Against a backdrop of cautious post-global economic downturn investor sentiment, these figures and that comparison might suggest that a significant proportion of funds currently in fundraising mode have not or do not appeal to the LP community at large as they did a couple of years ago. Do the fund managers of these vehicles need to go back to the drawing board and come up with something else?

One obvious area to evaluate is the fee structure. Fees on committed capital have come under scrutiny as has the traditional two-and-twenty model. Claw-backs, distribution waterfalls, you name it – each of these terms has been or is being scrutinised by investors before they write out that much-coveted cheque.

While firms are certainly trying to become more innovative in the way they address their remuneration, others have decided instead to redraw their fund structure entirely.

This morning, PERE revealed that Pacific Star, Singapore’s largest private equity real estate firm, had decided to mesh two fundraising efforts for funds with differing strategies into just one. To read the full story, click here.

Arguably, timing wasn’t on the firm’s side when it launched the two pan-Asia funds. After all, the open-ended Asia Fund Select and the closed-ended Enterprise Property Investment Corporation were marketed just months after the collapse of Lehman Brothers.
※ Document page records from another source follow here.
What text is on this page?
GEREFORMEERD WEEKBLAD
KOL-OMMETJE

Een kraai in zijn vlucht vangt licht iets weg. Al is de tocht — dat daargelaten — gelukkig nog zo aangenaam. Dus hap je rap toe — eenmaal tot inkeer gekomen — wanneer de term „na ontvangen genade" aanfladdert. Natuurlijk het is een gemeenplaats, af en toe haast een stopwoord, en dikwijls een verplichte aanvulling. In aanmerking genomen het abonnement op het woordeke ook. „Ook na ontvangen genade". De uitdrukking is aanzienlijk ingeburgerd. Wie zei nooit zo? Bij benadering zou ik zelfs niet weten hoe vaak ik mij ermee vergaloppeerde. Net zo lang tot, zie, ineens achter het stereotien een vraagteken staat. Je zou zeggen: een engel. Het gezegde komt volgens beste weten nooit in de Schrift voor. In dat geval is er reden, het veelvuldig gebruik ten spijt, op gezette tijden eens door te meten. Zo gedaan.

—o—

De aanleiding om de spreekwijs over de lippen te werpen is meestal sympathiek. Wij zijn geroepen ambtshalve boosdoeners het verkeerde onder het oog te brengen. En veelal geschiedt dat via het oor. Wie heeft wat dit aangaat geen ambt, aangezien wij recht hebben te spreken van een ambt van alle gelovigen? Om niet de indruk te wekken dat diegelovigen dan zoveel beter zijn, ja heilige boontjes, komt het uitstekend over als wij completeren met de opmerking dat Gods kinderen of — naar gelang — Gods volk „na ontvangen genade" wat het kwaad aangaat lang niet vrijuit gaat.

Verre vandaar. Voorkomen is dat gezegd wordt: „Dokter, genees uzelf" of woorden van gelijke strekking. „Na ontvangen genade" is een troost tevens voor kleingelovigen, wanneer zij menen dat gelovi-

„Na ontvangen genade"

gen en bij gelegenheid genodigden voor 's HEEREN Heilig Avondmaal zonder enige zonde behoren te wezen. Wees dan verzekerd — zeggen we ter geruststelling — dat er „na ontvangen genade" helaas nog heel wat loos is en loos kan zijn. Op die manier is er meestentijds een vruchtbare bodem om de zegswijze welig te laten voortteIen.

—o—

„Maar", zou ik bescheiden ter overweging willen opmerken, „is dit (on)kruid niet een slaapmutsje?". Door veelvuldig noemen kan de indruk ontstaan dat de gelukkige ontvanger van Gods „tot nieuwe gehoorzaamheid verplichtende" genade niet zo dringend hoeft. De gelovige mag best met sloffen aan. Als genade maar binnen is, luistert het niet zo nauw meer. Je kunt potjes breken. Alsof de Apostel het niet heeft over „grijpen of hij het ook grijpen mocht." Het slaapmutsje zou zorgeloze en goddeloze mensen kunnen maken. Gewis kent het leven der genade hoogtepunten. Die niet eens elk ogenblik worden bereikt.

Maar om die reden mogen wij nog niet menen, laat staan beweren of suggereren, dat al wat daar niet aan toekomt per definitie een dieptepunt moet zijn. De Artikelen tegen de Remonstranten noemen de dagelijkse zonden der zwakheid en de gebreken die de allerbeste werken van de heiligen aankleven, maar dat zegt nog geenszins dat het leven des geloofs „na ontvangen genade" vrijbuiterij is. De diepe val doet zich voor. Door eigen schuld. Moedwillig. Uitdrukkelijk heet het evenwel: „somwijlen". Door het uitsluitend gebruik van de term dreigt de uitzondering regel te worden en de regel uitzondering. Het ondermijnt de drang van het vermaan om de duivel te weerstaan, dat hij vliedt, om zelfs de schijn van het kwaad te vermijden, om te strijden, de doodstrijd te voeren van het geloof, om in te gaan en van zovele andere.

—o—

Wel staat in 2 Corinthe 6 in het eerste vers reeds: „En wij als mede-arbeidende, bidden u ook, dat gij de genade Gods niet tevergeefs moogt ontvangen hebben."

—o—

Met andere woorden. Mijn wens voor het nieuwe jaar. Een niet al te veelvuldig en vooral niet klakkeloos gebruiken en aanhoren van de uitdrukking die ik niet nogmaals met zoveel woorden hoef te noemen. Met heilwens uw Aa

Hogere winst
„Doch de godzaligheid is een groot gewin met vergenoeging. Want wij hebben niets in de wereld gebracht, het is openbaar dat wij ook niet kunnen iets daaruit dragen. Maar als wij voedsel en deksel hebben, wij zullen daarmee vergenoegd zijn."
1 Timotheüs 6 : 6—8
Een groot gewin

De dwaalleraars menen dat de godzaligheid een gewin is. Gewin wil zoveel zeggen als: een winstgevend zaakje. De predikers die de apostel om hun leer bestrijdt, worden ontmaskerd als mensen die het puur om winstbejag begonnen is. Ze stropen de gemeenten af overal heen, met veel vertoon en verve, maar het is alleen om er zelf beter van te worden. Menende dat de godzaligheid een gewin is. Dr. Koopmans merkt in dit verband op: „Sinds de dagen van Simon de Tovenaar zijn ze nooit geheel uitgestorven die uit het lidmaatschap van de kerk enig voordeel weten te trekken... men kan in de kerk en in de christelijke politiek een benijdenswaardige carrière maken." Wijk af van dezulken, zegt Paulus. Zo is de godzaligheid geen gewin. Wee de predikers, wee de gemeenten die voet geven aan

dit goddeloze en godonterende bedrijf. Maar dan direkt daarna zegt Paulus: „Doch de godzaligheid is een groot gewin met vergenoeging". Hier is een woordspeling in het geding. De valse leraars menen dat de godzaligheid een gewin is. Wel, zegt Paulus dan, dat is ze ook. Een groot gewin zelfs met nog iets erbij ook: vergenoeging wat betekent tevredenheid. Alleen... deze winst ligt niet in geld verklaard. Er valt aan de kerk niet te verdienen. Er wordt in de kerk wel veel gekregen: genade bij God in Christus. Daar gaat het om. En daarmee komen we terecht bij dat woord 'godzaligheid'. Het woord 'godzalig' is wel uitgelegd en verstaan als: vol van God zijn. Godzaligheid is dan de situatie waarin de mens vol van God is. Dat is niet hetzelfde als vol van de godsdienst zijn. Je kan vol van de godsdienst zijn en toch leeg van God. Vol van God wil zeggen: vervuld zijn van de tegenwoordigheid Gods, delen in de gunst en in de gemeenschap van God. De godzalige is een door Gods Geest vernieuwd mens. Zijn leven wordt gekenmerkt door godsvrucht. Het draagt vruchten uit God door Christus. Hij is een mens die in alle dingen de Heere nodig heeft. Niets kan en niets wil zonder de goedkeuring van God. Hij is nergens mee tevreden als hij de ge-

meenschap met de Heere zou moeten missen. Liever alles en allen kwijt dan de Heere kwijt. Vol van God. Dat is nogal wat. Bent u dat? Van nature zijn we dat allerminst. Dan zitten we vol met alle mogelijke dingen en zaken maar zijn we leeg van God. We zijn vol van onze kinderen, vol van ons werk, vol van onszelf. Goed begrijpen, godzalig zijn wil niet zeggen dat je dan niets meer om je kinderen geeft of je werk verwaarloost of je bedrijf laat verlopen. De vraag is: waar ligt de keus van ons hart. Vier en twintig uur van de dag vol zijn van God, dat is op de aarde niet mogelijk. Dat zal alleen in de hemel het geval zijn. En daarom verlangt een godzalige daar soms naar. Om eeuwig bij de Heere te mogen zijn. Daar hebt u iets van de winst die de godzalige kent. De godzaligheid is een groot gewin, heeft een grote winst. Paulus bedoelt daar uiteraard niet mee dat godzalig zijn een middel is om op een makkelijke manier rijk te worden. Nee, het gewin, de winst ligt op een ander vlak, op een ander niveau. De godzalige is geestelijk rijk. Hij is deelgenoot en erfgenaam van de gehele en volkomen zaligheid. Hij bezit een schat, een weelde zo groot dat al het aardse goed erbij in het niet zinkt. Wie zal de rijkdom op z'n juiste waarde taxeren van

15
But more than a year on and with little traction from investors in their current guises, the firm amalgamated the two vehicles into one.

The new Pacific Star Asia Fund IV – Asia Fund Select, which is to be launched this quarter, will aim to coral approximately $1 billion by offering a product with key components of each of the two aborted predecessors. It will be closed-ended, have pan-Asia as well as more concise, sub-regional investment options and will take in the investment strategies of both Asia Fund Select and Enterprise Property.

Benett Theseira, president of direct investments and private equity told PERE the pulling of the two funds and subsequent launching of a meshed new version followed advice from Pacific Star’s investors as they tried to garner commitments for the funds in their original guise. “During [2009] we continued to engage investors through several road shows and we took the sessions as an opportunity to listen and understand their feedback,” he said.

There is no need for Pacific Star to be embarrassed about the problems it ran into with last year’s propositions. As one commentator says: “This is symptomatic of what’s going on at the moment. Until you take your fund out there, it can be difficult to learn what works and what doesn’t.”

And he says that there is little reputational risk to a general partner who redesigns its offering at this point in the market cycle, just a couple of years on from the downturn: “If they’d done it at the peak of the market, it might have been different. I think it shows they are confident that their investors like them.”

Given that market sentiment has improved considerably since the last time the firm went out, this sounds about right. Chances are this new fundraising will work a lot better. If it does, Pacific Star will be able to say it drew the right conclusions from a recent disappointment.